ECLI:NL:HR:2012:BX0914
Hoge Raad
- Cassatie
- M.W.C. Feteris
- R.J. Koopman
- Th. Groeneveld
- Rechtspraak.nl
Vergoeding van immateriële schade bij overschrijding van de redelijke termijn in belastinggeschillen
In deze zaak gaat het om een beroep in cassatie van belanghebbende X tegen de uitspraak van het Gerechtshof te 's-Hertogenbosch van 14 juli 2011, betreffende een aanslag in de inkomstenbelasting en de daarbij gegeven beschikking inzake heffingsrente. De belanghebbende had in 2003 een aanslag in de inkomstenbelasting opgelegd gekregen, waartegen hij bezwaar had gemaakt.
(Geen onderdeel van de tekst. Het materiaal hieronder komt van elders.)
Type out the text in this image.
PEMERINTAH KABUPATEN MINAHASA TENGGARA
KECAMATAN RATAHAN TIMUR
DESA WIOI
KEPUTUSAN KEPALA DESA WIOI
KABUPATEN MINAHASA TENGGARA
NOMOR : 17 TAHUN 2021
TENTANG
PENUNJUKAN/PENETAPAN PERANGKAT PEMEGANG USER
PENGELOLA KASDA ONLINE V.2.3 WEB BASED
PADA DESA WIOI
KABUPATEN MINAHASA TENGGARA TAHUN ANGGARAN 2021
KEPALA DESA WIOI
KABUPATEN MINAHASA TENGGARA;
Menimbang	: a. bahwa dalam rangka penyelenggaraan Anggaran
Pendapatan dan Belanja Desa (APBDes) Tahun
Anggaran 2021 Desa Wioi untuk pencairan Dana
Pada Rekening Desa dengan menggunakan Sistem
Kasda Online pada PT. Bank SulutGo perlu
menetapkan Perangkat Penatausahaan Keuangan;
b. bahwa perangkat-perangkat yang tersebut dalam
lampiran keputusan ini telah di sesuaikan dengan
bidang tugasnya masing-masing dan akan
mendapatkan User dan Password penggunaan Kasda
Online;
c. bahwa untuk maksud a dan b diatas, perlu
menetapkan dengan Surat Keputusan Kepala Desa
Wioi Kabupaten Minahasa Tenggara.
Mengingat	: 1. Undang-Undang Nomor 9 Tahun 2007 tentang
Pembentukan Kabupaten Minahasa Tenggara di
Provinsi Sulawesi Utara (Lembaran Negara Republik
De Inspecteur had de aanslag en de beschikking inzake heffingsrente verminderd, maar de Rechtbank te Breda had het beroep van belanghebbende gegrond verklaard en de uitspraken van de Inspecteur vernietigd. Hierna had het Hof de uitspraak van de Rechtbank vernietigd en de aanslag verder verminderd.
Belanghebbende heeft vervolgens cassatie ingesteld, waarbij de Hoge Raad oordeelt dat het beroep gegrond is. De Hoge Raad vernietigt de uitspraak van het Hof voor zover het de vergoeding van immateriële schade betreft en verwijst de zaak naar het Gerechtshof te Arnhem voor verdere behandeling. De Hoge Raad oordeelt dat het Hof niet voldoende heeft beoordeeld of de lange duur van de bezwaarfase een schadevergoeding rechtvaardigt. Belanghebbende had zich beklaagd over de lange tijd die verstreken was voordat de Inspecteur uitspraak deed op zijn bezwaarschrift, en had in zijn hogerberoepschrift verwezen naar een wetsvoorstel over schadevergoeding wegens termijnoverschrijding.
De Hoge Raad concludeert dat het Hof mogelijk niet heeft onderkend dat belanghebbende aanspraak maakte op vergoeding van immateriële schade, en dat het oordeel van het Hof in strijd is met eerdere jurisprudentie. De overige klachten van belanghebbende leiden niet tot cassatie. De Hoge Raad gelast dat de Staat het griffierecht van € 112 vergoedt aan belanghebbende. Dit arrest is gewezen door de raadsheren in een openbare zitting op 13 juli 2012.